If we using 6 mapper in sqoop to importing the data from Oracle, then how many connection will be establish between sqoop and source
If we using 6 mapper in sqoop to importing the data from Oracle, then how many connection will be establish between sqoop and source.
Will it be a single connection or it will be 6 connections for each mapper.
As per sqoop docs:
Likewise, do not increase the degree of parallism higher than that which your database can reasonably support. Connecting 100 concurrent clients to your database may increase the load on the database server to a point where performance suffers as a result.
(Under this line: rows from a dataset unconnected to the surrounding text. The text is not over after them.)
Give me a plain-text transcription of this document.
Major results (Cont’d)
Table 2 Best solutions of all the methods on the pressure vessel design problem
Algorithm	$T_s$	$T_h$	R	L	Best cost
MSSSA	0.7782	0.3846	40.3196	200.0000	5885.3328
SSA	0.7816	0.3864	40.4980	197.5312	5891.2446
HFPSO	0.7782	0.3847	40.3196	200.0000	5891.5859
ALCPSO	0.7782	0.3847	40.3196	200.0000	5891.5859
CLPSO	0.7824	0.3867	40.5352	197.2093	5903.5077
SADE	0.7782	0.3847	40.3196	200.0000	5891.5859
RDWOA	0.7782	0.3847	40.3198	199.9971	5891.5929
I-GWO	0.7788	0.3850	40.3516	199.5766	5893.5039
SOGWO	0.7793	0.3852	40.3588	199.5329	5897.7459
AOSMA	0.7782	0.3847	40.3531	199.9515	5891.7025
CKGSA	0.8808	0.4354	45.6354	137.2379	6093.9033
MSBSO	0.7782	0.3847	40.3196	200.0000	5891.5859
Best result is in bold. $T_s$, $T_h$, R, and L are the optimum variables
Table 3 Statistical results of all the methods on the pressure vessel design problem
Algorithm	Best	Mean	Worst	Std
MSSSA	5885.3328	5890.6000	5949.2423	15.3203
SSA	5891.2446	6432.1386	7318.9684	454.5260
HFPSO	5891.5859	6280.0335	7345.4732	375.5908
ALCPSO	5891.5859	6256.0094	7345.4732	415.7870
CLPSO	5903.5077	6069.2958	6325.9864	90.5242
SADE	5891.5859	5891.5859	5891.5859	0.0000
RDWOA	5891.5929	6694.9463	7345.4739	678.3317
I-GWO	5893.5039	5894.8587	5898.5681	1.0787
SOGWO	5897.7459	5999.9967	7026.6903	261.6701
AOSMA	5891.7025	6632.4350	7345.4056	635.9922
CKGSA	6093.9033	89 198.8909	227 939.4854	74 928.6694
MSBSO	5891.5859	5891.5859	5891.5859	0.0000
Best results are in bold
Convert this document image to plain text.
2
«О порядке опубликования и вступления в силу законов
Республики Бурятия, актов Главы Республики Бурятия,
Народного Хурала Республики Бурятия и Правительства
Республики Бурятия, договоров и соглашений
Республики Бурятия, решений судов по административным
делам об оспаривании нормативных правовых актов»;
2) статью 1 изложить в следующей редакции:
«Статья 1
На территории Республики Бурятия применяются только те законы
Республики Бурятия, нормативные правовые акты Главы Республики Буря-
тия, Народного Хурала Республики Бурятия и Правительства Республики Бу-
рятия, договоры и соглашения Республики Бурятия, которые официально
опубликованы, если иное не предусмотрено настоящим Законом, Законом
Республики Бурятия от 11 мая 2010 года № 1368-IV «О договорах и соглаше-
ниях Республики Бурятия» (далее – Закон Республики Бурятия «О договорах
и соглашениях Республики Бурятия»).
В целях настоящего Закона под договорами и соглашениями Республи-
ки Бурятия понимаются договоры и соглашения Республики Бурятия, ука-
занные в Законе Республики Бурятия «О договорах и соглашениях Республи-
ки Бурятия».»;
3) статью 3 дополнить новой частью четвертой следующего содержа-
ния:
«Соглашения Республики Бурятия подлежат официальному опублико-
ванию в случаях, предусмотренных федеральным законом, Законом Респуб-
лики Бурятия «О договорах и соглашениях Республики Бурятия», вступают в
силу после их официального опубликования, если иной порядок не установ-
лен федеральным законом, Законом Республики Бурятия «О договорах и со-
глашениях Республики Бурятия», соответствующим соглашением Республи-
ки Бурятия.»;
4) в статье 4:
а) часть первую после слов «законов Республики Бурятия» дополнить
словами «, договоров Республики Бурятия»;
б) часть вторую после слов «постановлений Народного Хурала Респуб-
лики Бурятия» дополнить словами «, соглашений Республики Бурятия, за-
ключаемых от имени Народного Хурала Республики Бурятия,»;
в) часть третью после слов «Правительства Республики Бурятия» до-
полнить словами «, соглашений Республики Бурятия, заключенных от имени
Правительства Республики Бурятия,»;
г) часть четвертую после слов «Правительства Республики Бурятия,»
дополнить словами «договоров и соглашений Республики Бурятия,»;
That means all the mappers will make concurrent connections.
Also keep in mind, if your table has 2 records only, then sqoop will only use 2 mappers not all the 6 mappers.
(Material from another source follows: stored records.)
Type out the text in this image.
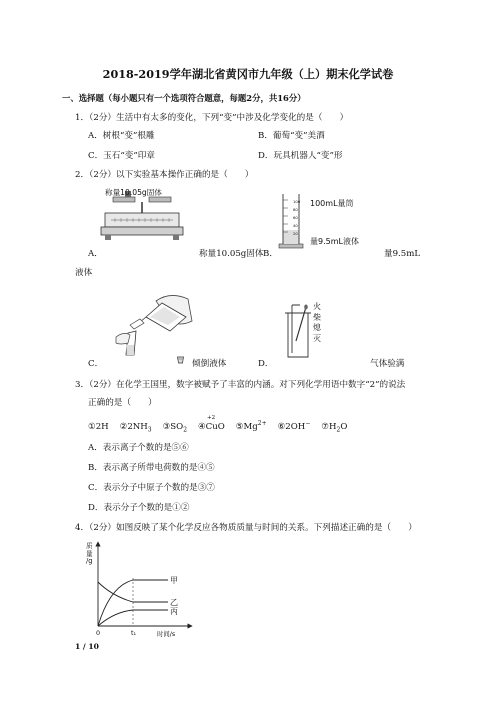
2018-2019学年湖北省黄冈市九年级（上）期末化学试卷
一、选择题（每小题只有一个选项符合题意，每题2分，共16分）
1．（2分）生活中有太多的变化，下列“变”中涉及化学变化的是（　　）
A．树根“变”根雕	B．葡萄“变”美酒
C．玉石“变”印章	D．玩具机器人“变”形
2．（2分）以下实验基本操作正确的是（　　）
称量10.05g固体
A．	称量10.05g固体
100
80
60
40
20
100mL量筒
量9.5mL液体
B．	量9.5mL
液体
C．	倾倒液体
火
柴
熄
灭
D．	气体验满
3．（2分）在化学王国里，数字被赋予了丰富的内涵。对下列化学用语中数字“2”的说法
正确的是（　　）
①2H $②2NH_3$ $③SO_2$
+2
④CuO $⑤Mg^{2+}$ ⑥2OH− $⑦H_2O$
A．表示离子个数的是⑤⑥
B．表示离子所带电荷数的是④⑤
C．表示分子中原子个数的是③⑦
D．表示分子个数的是①②
4．（2分）如图反映了某个化学反应各物质质量与时间的关系。下列描述正确的是（　　）
质
量
/g
甲
乙
丙
0	t₁	时间/s
1 / 10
Check my other answer to understand concept of number of mappers in Sqoop command.
All the mappers will make inactive connections as JDBC client program. Then active connections (which actually fires SQL query) will be shared among multiple mappers.
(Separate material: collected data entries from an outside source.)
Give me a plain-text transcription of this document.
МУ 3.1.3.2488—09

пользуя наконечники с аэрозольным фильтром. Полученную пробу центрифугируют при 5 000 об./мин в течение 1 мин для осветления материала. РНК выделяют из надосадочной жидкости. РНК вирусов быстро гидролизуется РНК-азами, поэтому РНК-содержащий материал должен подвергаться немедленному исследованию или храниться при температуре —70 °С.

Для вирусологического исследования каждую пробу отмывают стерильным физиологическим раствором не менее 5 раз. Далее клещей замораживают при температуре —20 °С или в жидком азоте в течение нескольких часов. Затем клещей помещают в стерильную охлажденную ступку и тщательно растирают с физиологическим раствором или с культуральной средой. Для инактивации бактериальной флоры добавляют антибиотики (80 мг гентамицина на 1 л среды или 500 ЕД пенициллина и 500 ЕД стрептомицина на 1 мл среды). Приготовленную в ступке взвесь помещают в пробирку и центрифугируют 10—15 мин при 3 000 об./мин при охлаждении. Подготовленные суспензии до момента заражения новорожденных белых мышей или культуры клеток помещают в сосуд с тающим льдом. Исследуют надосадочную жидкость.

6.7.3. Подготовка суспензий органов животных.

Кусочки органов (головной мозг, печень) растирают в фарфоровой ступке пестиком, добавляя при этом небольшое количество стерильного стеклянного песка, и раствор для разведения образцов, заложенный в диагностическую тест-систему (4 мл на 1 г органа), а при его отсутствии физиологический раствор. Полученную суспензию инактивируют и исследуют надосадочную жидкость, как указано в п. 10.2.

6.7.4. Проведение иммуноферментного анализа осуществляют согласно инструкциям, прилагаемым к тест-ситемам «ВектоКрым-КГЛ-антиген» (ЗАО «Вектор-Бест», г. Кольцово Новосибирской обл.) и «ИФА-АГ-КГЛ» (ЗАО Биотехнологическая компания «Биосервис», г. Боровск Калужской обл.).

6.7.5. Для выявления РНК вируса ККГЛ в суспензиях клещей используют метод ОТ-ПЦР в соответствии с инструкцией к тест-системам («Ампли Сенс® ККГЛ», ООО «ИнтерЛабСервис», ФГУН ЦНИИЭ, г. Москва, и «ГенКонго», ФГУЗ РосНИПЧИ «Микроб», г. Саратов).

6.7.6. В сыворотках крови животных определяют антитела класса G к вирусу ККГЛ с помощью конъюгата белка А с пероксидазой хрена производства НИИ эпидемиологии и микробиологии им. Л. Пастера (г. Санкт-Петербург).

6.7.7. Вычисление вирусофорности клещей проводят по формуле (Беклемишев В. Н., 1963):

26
Fire SQOOP IMPORT command in -verbose mode, you will see logs -
DEBUG manager.OracleManager$ConnCache: Got cached connection for jdbc:oracle:thin:@192.xx.xx.xx:1521:orcl/dev DEBUG manager.OracleManager$ConnCache: Caching released connection for jdbc:oracle:thin:@192.xx.xx.xx:1521:orcl/dev
-m specify the number of mapper task will be running as part of the Job. so more number of mappers then more number of connections.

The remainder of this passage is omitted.